The Caretaker (2001)
English Touring Theatre, UK Tour
 
Programme Cover

Directed by Gari Jones
Designed by Pamela McBain
Sound Designed by Olly Fox
Lighting Designed by Ben Ormerod

Cast
Malcolm Storry as Davies
Julian Lewis-Jones as Aston
Lee Boardman as Mick

Tour Venues
Malvern Festival Theatre
The Lowry, Salford Quays
The Oxford Playhouse
Theatre Royal, Bury St. Edmonds
Warwick Arts Centre, Coventry
New Wolsey Theatre, Ipswich
Greenwich Theatre
Blackpool Grand Theatre

 

The Birmingham Post - October 2001
The Caretaker, Malvern Festival Theatre

Winning version of a masterpiece.

Julian Lewis-Jones, Malcolm Storry and Lee Boardman

Harold Pinter's masterwork receives a fine showing in this opening production of the current tour by English Touring Theatre, whose award winning production of Ibsen's The Master Builder will always remain firmly locked in my memory.

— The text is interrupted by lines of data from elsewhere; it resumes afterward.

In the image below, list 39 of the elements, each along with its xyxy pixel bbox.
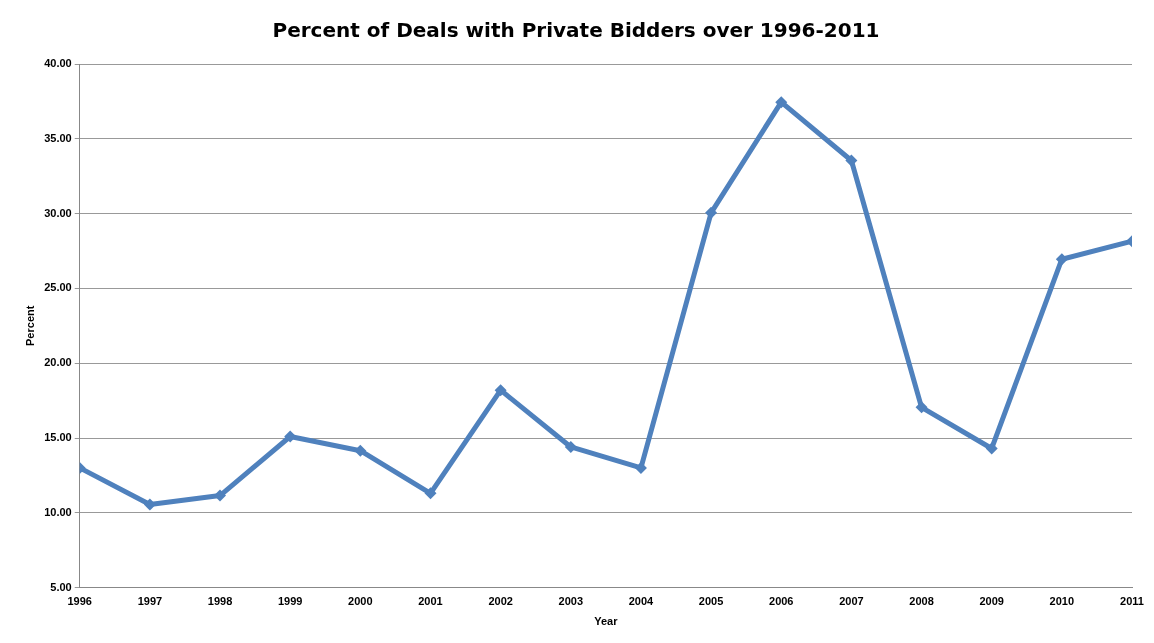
x-tick-label: 1996 — [67, 595, 92, 608]
y-tick-label: 35.00 — [44, 131, 72, 144]
y-tick-label: 15.00 — [44, 431, 72, 444]
y-tick-label: 30.00 — [44, 206, 72, 219]
x-tick-label: 2002 — [488, 595, 513, 608]
x-tick-label: 2000 — [348, 595, 373, 608]
x-tick-label: 2008 — [909, 595, 934, 608]
y-tick-label: 5.00 — [50, 580, 72, 593]
point — [424, 487, 437, 500]
x-tick-label: 1999 — [277, 595, 303, 608]
point — [214, 489, 227, 502]
x-tick-label: 2007 — [839, 595, 864, 608]
x-tick-label: 2003 — [558, 595, 584, 608]
y-tick-label: 10.00 — [44, 505, 72, 518]
x-tick-label: 1998 — [207, 595, 233, 608]
y-tick-label: 40.00 — [44, 57, 72, 70]
x-tick-label: 2004 — [628, 595, 655, 608]
x-axis-title: Year — [594, 615, 619, 628]
chart-title: Percent of Deals with Private Bidders over 1996-2011 — [272, 18, 880, 43]
point — [985, 442, 998, 455]
y-tick-label: 25.00 — [44, 281, 72, 294]
x-tick-label: 2011 — [1120, 595, 1144, 608]
y-tick-label: 20.00 — [44, 356, 72, 369]
point — [1055, 253, 1068, 266]
y-axis-title: Percent — [23, 305, 36, 346]
point — [705, 206, 718, 219]
point — [494, 384, 507, 397]
point — [564, 440, 577, 453]
point — [354, 444, 367, 457]
point — [915, 401, 928, 414]
point — [775, 96, 788, 109]
x-tick-label: 2001 — [418, 595, 443, 608]
x-tick-label: 1997 — [137, 595, 163, 608]
point — [143, 498, 156, 511]
x-tick-label: 2006 — [769, 595, 794, 608]
point — [845, 154, 858, 167]
x-tick-label: 2010 — [1049, 595, 1075, 608]
x-tick-label: 2009 — [979, 595, 1004, 608]
x-tick-label: 2005 — [698, 595, 724, 608]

And memory is a key structure within Pinter's play, where a struggle for territorial rights lies at its heart. The homeless vagrant, Davies (Malcolm Storry) is searching for some kind of peace with congenial people and he claims a bed in a room which is little more than a tip. He remembers Sidcup continually as a dream world which he must return to since his papers lie there. But the room is inhabited by Aston, a disturbed character who reveals that he is brain damaged after a course of electric shock treatment. Yet within a limited response, Aston is capable of simple acts of human kindness which are shown towards the much older man Davies. For Aston (played with a deep sense of the character's tragic complexity by Julian Lewis-Jones) the world revolves around the construction of a garden shed. The moment when Aston describes his experiences in a mental hospital are Pinter at his finest. Mick (Lee Boardman) is the third character - Aston's brother and owner of the room. Evasive, spasmodically violent and a jack-the-lad fantasist, Mick uses dialogue where much is implied below the surface of what we hear. Mr. Boardman plays well but there is room for much more menace than we see here. Given the fact that he took over Davies a matter of days ago, Malcolm Storry turns in an outstanding performance in conditions which could not have been more difficult and this fine actor deserved the bravos he received on opening night. Still there is room for a little more ageing. As the play runs in, all performances will deepen and change within Pinter's marvellous language structures. But, as it stands now, it seems to me ETT has once more come up with a winner. Richard Edmonds.